Le collège La Cité s’est réjoui des termes de la nouvelle entente, affirmant que le tout correspond aux propositions que l’employeur avait faites avant le déclenchement de la grève.

Un contrat de travail en vigueur jusqu’en 2021

Un mois après le retour au travail forcé du personnel scolaire des 24 collèges publics ontariens, qui a débrayé durant cinq semaines, la décision arbitrale qui servira de nouvelle convention collective est tombée mercredi.

Dans un document de 18 pages préparé à la suite de séances de médiation et d’arbitrage qui ont eu lieu dans les derniers jours en présence du Conseil des employeurs des collèges et du Syndicat des employés de la fonction publique de l’Ontario (SEFPO), l’arbitre William Kaplan a tranché dans le différend qui opposait les deux parties depuis plusieurs mois. 

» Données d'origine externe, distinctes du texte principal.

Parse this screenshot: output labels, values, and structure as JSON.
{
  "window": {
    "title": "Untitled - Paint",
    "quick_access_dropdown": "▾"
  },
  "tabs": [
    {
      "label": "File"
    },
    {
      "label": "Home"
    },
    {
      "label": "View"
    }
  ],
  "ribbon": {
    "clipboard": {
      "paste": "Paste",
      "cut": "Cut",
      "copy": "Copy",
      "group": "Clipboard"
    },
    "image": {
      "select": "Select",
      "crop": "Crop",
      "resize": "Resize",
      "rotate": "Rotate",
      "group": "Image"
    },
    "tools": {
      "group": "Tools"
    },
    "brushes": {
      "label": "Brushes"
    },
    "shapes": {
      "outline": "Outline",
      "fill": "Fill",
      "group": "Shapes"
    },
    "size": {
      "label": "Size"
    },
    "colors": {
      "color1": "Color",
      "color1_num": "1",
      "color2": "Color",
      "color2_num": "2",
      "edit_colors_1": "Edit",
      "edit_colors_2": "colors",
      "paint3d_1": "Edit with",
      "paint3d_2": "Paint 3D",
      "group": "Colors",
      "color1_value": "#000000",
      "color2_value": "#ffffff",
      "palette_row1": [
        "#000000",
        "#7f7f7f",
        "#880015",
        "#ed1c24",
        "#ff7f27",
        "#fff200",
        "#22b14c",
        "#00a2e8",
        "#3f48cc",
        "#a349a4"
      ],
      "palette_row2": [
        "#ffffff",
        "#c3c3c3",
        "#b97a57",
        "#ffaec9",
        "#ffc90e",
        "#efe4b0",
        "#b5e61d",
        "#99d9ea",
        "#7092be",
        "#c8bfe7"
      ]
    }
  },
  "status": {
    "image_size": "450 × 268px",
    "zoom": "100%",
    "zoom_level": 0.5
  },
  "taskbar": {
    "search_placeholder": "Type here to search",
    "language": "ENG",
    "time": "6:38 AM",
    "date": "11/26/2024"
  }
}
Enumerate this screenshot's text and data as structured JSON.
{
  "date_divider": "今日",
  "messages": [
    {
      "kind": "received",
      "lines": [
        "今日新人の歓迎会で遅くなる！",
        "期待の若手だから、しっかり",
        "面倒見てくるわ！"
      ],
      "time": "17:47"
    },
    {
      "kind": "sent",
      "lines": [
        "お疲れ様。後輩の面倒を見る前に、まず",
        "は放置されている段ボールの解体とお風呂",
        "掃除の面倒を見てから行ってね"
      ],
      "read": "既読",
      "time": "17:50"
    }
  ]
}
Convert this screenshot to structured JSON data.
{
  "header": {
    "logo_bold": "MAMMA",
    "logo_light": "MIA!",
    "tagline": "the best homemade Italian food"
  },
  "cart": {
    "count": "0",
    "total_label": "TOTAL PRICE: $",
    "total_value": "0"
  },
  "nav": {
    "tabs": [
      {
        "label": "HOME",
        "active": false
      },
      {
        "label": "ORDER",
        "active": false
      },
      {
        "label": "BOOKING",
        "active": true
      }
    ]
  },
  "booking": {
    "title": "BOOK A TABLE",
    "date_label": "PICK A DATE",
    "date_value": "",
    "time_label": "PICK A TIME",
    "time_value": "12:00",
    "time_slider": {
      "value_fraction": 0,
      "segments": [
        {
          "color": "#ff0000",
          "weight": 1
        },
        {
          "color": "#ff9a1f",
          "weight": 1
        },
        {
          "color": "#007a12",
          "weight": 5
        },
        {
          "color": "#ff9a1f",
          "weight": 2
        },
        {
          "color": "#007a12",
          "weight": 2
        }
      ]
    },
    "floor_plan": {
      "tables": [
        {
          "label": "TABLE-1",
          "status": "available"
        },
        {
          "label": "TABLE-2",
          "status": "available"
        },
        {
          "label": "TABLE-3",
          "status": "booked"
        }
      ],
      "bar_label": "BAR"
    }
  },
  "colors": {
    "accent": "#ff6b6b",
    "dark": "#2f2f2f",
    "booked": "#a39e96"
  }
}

Le nouveau contrat de travail des 12 000 employés, dont ceux de La Cité et du Collège Algonquin, sera d’une durée de quatre ans et s’échelonnera jusqu’au 30 septembre 2021. 

Hausse de salaire

L’entente prévoit entre autres une hausse salariale de 7,75 %, soit 1,75 % pour la prochaine année (rétroactif au 1er octobre dernier) ainsi que 2 % pour chaque année subséquente. 

L’arbitre a aussi annoncé la suppression de tous les griefs, les plaintes et les réclamations du personnel scolaire qui ont été déposés relativement au retour au travail. En échange, un montant forfaitaire de 900 $ sera versé au personnel scolaire à temps plein alors que le personnel à charge partielle recevra une somme de 450 $. 

Le collège La Cité s’est réjoui des termes de la nouvelle entente, affirmant que le tout correspond aux propositions que l’employeur avait faites avant le déclenchement de la grève.

« Nous avons obtenu une décision raisonnable qui répond aux intérêts de toutes les parties. La décision de l’arbitre préserve la capacité des collèges de tenir compte des besoins économiques locaux de façon opportune et souple. [...] La grève a été une expérience difficile pour les étudiants et toutes les personnes touchées », de dire la présidente de l’établissement, Lise Bourgeois, qui espère que les relations de travail seront plus cordiales dans le futur.  

« Un petit effort »

Pour sa part, le syndicat affirme qu’un tel contrat de travail aurait pu être négocié il y a longtemps si les collèges avaient fait preuve « d’un minimum de considération » pour les étudiants et les employés durant les négociations. 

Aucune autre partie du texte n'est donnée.